The AIDS Daily Review released: the Opening Ceremony officially kicked off the 21st International AIDS Conference (AIDS 2016) on Monday, Nelson Mandela Day. The conference returns to Durban 16 years after Mandela himself addressed the gathering with an historic speech that called upon all to “break the silence, banish stigma and discrimination, and ensure total inclusiveness within the struggle against AIDS.” “This is the one event,” Mandela said, “where every word uttered, every gesture made, has to be measured against the effect it can and will have on the lives of millions of concrete, real human beings all over this continent and planet.”
According Daily Review, following a record-setting weekend of pre-conferences, AIDS 2016 began in earnest with events focusing global attention on the need to strengthen the global AIDS response. UN Secretary-General Ban-Ki-Moon, joined the conference opening briefing, met with civil society leaders and provided an update on the work of his panel on access to medicines. IAS President Chris Beyrer announced that a full third of the abstracts being presented at AIDS 2016 are by African researchers, and that this is the first AIDS conference ever in which the majority of papers will be presented by women.

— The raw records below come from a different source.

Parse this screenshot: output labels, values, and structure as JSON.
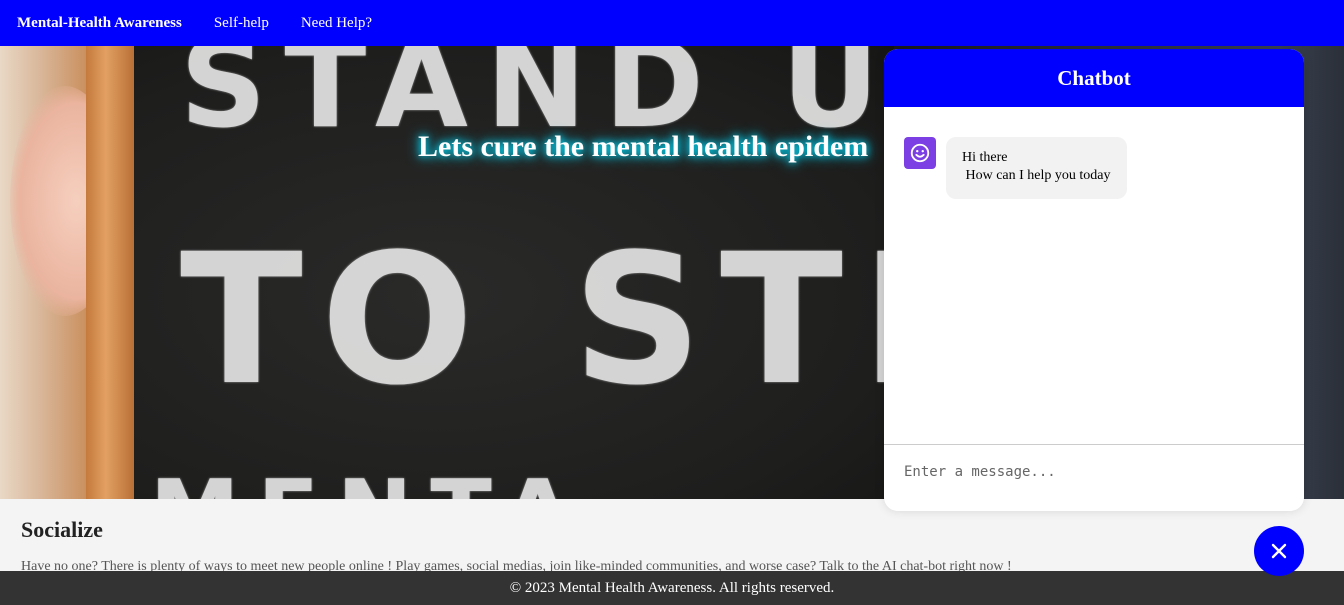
{
  "navbar": {
    "brand": "Mental-Health Awareness",
    "links": [
      "Self-help",
      "Need Help?"
    ]
  },
  "hero": {
    "headline": "Lets cure the mental health epidem",
    "chalk_lines": [
      "STAND U",
      "TO STIGM",
      "MENTA"
    ]
  },
  "section": {
    "title": "Socialize",
    "text": "Have no one? There is plenty of ways to meet new people online ! Play games, social medias, join like-minded communities, and worse case? Talk to the AI chat-bot right now !"
  },
  "footer": {
    "text": "© 2023 Mental Health Awareness. All rights reserved."
  },
  "chatbot": {
    "title": "Chatbot",
    "bot_icon": "smiley-icon",
    "messages": [
      {
        "from": "bot",
        "text": "Hi there\n How can I help you today"
      }
    ],
    "input_placeholder": "Enter a message...",
    "close_icon": "close-icon"
  },
  "colors": {
    "primary": "#0000ff",
    "avatar": "#7b3fe4",
    "footer_bg": "#333333",
    "glow": "#00e5ff"
  }
}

The conference theme, Access Equity Rights Now, resounded across a series of opening day media briefings focused on protecting the most vulnerable populations and on scaling up prevention and treatment for women, girls, and all young people.
At the conference opening briefing, Michele Sidibé of UNAIDS, joined by South African Deputy President Cyril Ramaphosa, recalled another hero of the 2000 conference, 11-year-old activist Nkosi Johnson, whose impassioned plea for equitable access to ARTs helped open new avenues of treatment access for millions. But Mr. Sidibé also decried a worrying decline in donor financing for HIV that promises to make the global scale up of treatment and prevention, considered essential to ending the epidemic, even more challenging if not reversed quickly. And actor and UN Messenger of Peace Charlize Theron challenged the audience to ask why we do not care enough to about young people. “They are the forgotten ones,” Theron said, acknowledging the tremendous progress made in preventing HIV transmission to infants, but asking why we continue to overlook the enormity of the HIV epidemic in young people, especially young girls.
The topic of prevention in women and girls dominated the afternoon. Researchers presented new data showing a high rate of HIV protection among women who used the dapivirine ring consistently. And in another of the day’s biggest stories, new data from South Africa’s Centre for the AIDS Programme of Research in South Africa (CAPRISA) group, showing that certain types of vaginal bacterial may make some women more susceptible to HIV and less responsive to treatment, had conference goers talking about possible new avenues to reducing women’s risk of HIV.
Throughout the day, starting from the early morning, there were satellite sessions and sessions taking place in the Global Village. There were lively discussions on sessions, including scaling up treatment to reach more people living with HIV to treat all and to handle new demands on health systems given current capacity challenges, as well as bringing young leaders to the forefront with a platform to discuss challenges faced in HIV and sexual reproductive health and rights.